The FREQUENCY part rewritten is FREQUENCY(PhoneIndex2, PhoneIndex). An undocumented feature of the FREQUENCY function is that if values are duplicated in the second argument (the so-called Bins_array) then the duplicates are ignored and corresponding frequency values in the Bins_array are set as zero. PhoneIndex corresponds to all the phone numbers in $A$1:$A$94 (with duplicates), so the function delivers a third array (again of length 94) whose elements correspond in order to the phone numbers in $A$1:$A$94 and which provide a frequency count of the number of calls made from that number where 1,1 was pressed but any elements in the array corresponding to a duplicated phone number have a value of zero. I'll call this array CallCount.

The rest of the formula boils down to {=SUM(--(CallCount>0))}. The boolean comparison converts the array of frequency values in CallCount to an array containing True and False values according to whether or not any calls from the corresponding phone number in $A$1:$A$94 were associated associated with a "1,1" in column B. The double negative converts the array of booleans into an array of 1's and 0's which can then be summed. It is the boolean comparison and the double negative which ensures that a frequency count greater than 1 gets converted to a value of 1 for use in the summation. This is the mechanism which excludes duplicate calls in the final result.

Having deconstructed the formula, I'll now turn to modifying it to exclude calls less than 60 seconds. The obvious starting point is that IFpart. My intial thought was to modify its first argument and make it something like

AND($B$1:$B$94={"1,1"}, $C$1:$C$94>=60)

but, though valid syntactically, it delivers an array whose elements are either all True or all False - with the latter being by far the most likely outcome. I'll leave it as an exercise for the reader to figure out why both these observations hold.

Of course, what is really required is to combine the two arrays of booleans ($B$1:$B$94={"1,1"} and $C$1:$C$94>=60) to yield an array of length 94 where each element is the equivalent of an AND operation being performed on the two corresponding elements from each input array.

One solution is

1=((1*($B$1:$B$94={"1,1"}))*(1*($C$1:$C$94>=60)))

but no doubt there are others. The 1*'s convert each boolean array into an array of 1's and 0's (it is my preferred alternative to the double negative used in the original formula to do the same conversion job). The two arrays are multiplied together on a corresponding element basis giving a "product array" of length 94 which also comprises 1's and 0's. This array is then converted back to an array of True and False elements via the 1= bit. The resulting boolean array has 94 elements and, because of the way it is constructed, its elements have the required properties. (Readers of a mathematical mind will recognise the isomorphism being exploited here to get round Excel's behaviour with AND in array formulae.)
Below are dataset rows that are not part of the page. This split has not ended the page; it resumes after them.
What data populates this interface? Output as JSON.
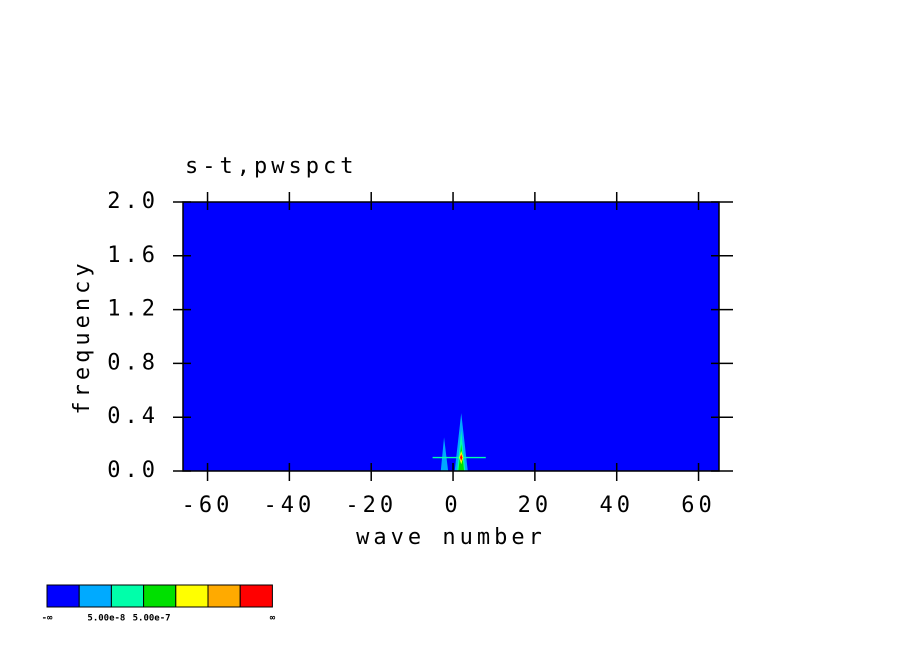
{
  "chart_data": {
    "type": "contour",
    "title": "s-t,pwspct",
    "x_label": "wave number",
    "y_label": "frequency",
    "xlim": [
      -66,
      65
    ],
    "ylim": [
      0,
      2
    ],
    "xticks": [
      -60,
      -40,
      -20,
      0,
      20,
      40,
      60
    ],
    "yticks": [
      {
        "value": 0,
        "label": "0.0"
      },
      0.4,
      0.8,
      1.2,
      1.6,
      {
        "value": 2,
        "label": "2.0"
      }
    ],
    "colors": [
      "#0000ff",
      "#00aaff",
      "#00ffaa",
      "#00e000",
      "#ffff00",
      "#ffaa00",
      "#ff0000"
    ],
    "colorbar_labels": [
      "-∞",
      "5.00e-8",
      "5.00e-7",
      "∞"
    ],
    "contours": [
      {
        "level": 1,
        "x": [
          -3,
          -2.2,
          -1.2
        ],
        "y": [
          0,
          0.25,
          0
        ]
      },
      {
        "level": 1,
        "x": [
          0.4,
          2,
          3.6
        ],
        "y": [
          0,
          0.43,
          0
        ]
      },
      {
        "level": 2,
        "x": [
          -5,
          8,
          8,
          -5
        ],
        "y": [
          0.105,
          0.105,
          0.095,
          0.095
        ]
      },
      {
        "level": 2,
        "x": [
          1,
          2,
          3
        ],
        "y": [
          0,
          0.3,
          0
        ]
      },
      {
        "level": 3,
        "x": [
          1.3,
          2,
          2.7
        ],
        "y": [
          0,
          0.2,
          0
        ]
      },
      {
        "level": 4,
        "x": [
          1.5,
          2,
          2.5,
          2
        ],
        "y": [
          0.1,
          0.15,
          0.1,
          0.05
        ]
      },
      {
        "level": 6,
        "x": [
          1.7,
          2,
          2.3,
          2
        ],
        "y": [
          0.1,
          0.125,
          0.1,
          0.075
        ]
      }
    ]
  }
}
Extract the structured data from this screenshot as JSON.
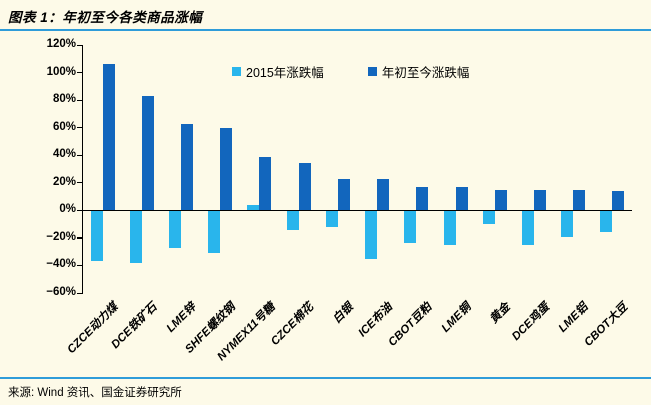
{
  "title": "图表 1：年初至今各类商品涨幅",
  "source": "来源: Wind 资讯、国金证券研究所",
  "colors": {
    "background": "#FDFAE8",
    "rule_blue": "#2F9CD9",
    "series_2015": "#29B5EC",
    "series_ytd": "#1266BD",
    "axis": "#000000"
  },
  "legend": [
    {
      "label": "2015年涨跌幅",
      "color_key": "series_2015"
    },
    {
      "label": "年初至今涨跌幅",
      "color_key": "series_ytd"
    }
  ],
  "chart_data": {
    "type": "bar",
    "title": "年初至今各类商品涨幅",
    "categories": [
      "CZCE动力煤",
      "DCE铁矿石",
      "LME锌",
      "SHFE螺纹钢",
      "NYMEX11号糖",
      "CZCE棉花",
      "白银",
      "ICE布油",
      "CBOT豆粕",
      "LME铜",
      "黄金",
      "DCE鸡蛋",
      "LME铝",
      "CBOT大豆"
    ],
    "series": [
      {
        "name": "2015年涨跌幅",
        "color_key": "series_2015",
        "values": [
          -37,
          -38,
          -27,
          -31,
          4,
          -14,
          -12,
          -35,
          -24,
          -25,
          -10,
          -25,
          -19,
          -16
        ]
      },
      {
        "name": "年初至今涨跌幅",
        "color_key": "series_ytd",
        "values": [
          106,
          83,
          63,
          60,
          39,
          34,
          23,
          23,
          17,
          17,
          15,
          15,
          15,
          14
        ]
      }
    ],
    "unit": "%",
    "ylim": [
      -60,
      120
    ],
    "ytick_step": 20,
    "ytick_labels": [
      "120%",
      "100%",
      "80%",
      "60%",
      "40%",
      "20%",
      "0%",
      "−20%",
      "−40%",
      "−60%"
    ],
    "legend_position": "top-center",
    "grid": false
  }
}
Substituting the above for the first argument of the IF() function in the original formula should do the trick.

One final observation: very long formulae can be simplified using Excel's Name Manager. It is perfectly valid to use a formula when defining a name, so PhoneIndex can be defined in the Name Manager as set out above. Names can also utilise other names in their definition, so providing easy means of defining PhoneIndex2 and CallCount. Ultimately, the phone calls formula could be written much more succinctly as =SUM(--(CallCount>0)). Sensible use of naming can be used to show how a complex formula has been constructed from individual elements and can greatly ease the burden of understanding what the formula is intended to do - useful when, as in this case, the formula requires change.